I'm still waiting from the library to send me the complete Fraedrich study. In addition to the GF recommendation in the study, I'm interested in what version of RGBM was tested. Sunnto now offers 4 versions of the model and the Fused and Fused 2 generate quite different deco profiles at deeper depths compared to Tech and original RGBM. All versions initiate deep dives at 20 meters but when the depth exceeds 33 meters, depending on the time at depth, the deep stops tend to drop off from the Fused versions leaving a pretty standard deco profile. You can test this yourself using the DM5 software offered by Suunto. Of course this is the approximate depth they "fused" the Tech algorithm to the full RGBM. In essence, there is one algorithm for depths up to 30 meters and another for deeper technical dives. From my preliminary testing,(I need to run more scenarios) it looks like the deep stops are applied to the recreational depths to slow ascent, but aren't applied to the deeper dives.
 
You could also consider how fast is "fast": a 2.5-minute tissue compartment found in e.g. my computer will on-gas twice as fast as the 5-minute one found in other computers. And of course hit the NDL twice as fast -- but then it'd off-gas twice as fast too, so that would all cancel itself out.

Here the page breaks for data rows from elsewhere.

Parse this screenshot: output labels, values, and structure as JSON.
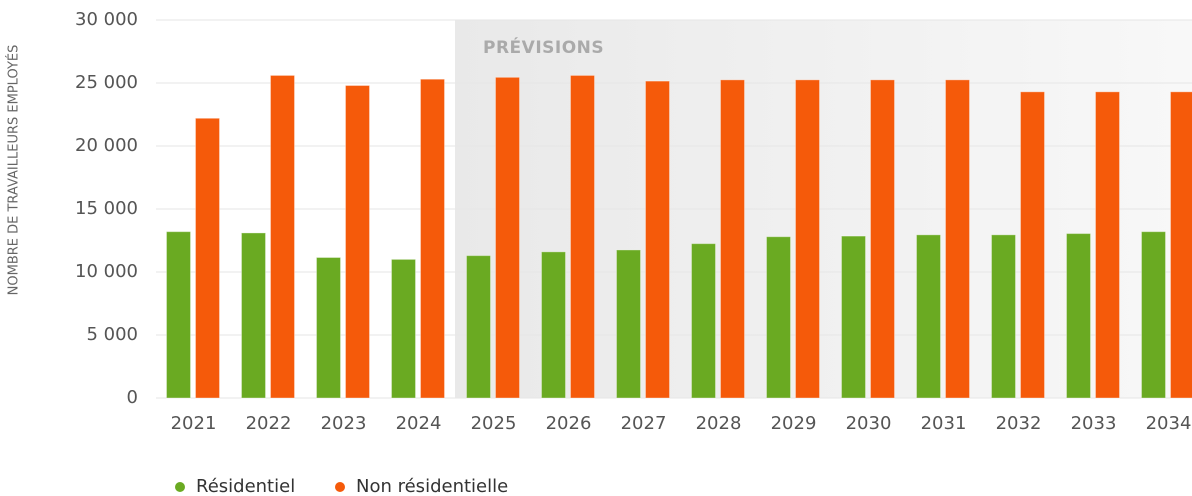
{
  "chart_data": {
    "type": "bar",
    "y_label": "NOMBRE DE TRAVAILLEURS EMPLOYÉS",
    "annotation": {
      "text": "PRÉVISIONS",
      "category": "2025"
    },
    "categories": [
      "2021",
      "2022",
      "2023",
      "2024",
      "2025",
      "2026",
      "2027",
      "2028",
      "2029",
      "2030",
      "2031",
      "2032",
      "2033",
      "2034"
    ],
    "series": [
      {
        "name": "Résidentiel",
        "color": "#6aaa22",
        "values": [
          13200,
          13100,
          11150,
          11000,
          11300,
          11600,
          11750,
          12250,
          12800,
          12850,
          12950,
          12950,
          13050,
          13200
        ]
      },
      {
        "name": "Non résidentielle",
        "color": "#f55a0a",
        "values": [
          22200,
          25600,
          24800,
          25300,
          25450,
          25600,
          25150,
          25250,
          25250,
          25250,
          25250,
          24300,
          24300,
          24300
        ]
      }
    ],
    "ylim": [
      0,
      30000
    ],
    "yticks": [
      0,
      {
        "value": 5000,
        "label": "5 000"
      },
      {
        "value": 10000,
        "label": "10 000"
      },
      {
        "value": 15000,
        "label": "15 000"
      },
      {
        "value": 20000,
        "label": "20 000"
      },
      {
        "value": 25000,
        "label": "25 000"
      },
      {
        "value": 30000,
        "label": "30 000"
      }
    ],
    "grid": true
  }
}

No, it depends on the M-values. The 5-min and the 2.5-min compartments do not have the same M-values, so when you reach the limit is not just related to the half-times.
 
No, it depends on the M-values. The 5-min and the 2.5-min compartments do not have the same M-values, so when you reach the limit is not just related to the half-times.

There's 3 kinds of people: those who understand math, and those who don't.
 
There's 3 kinds of people: those who understand math, and those who don't.
Hardly original. Try saying something original and cogent.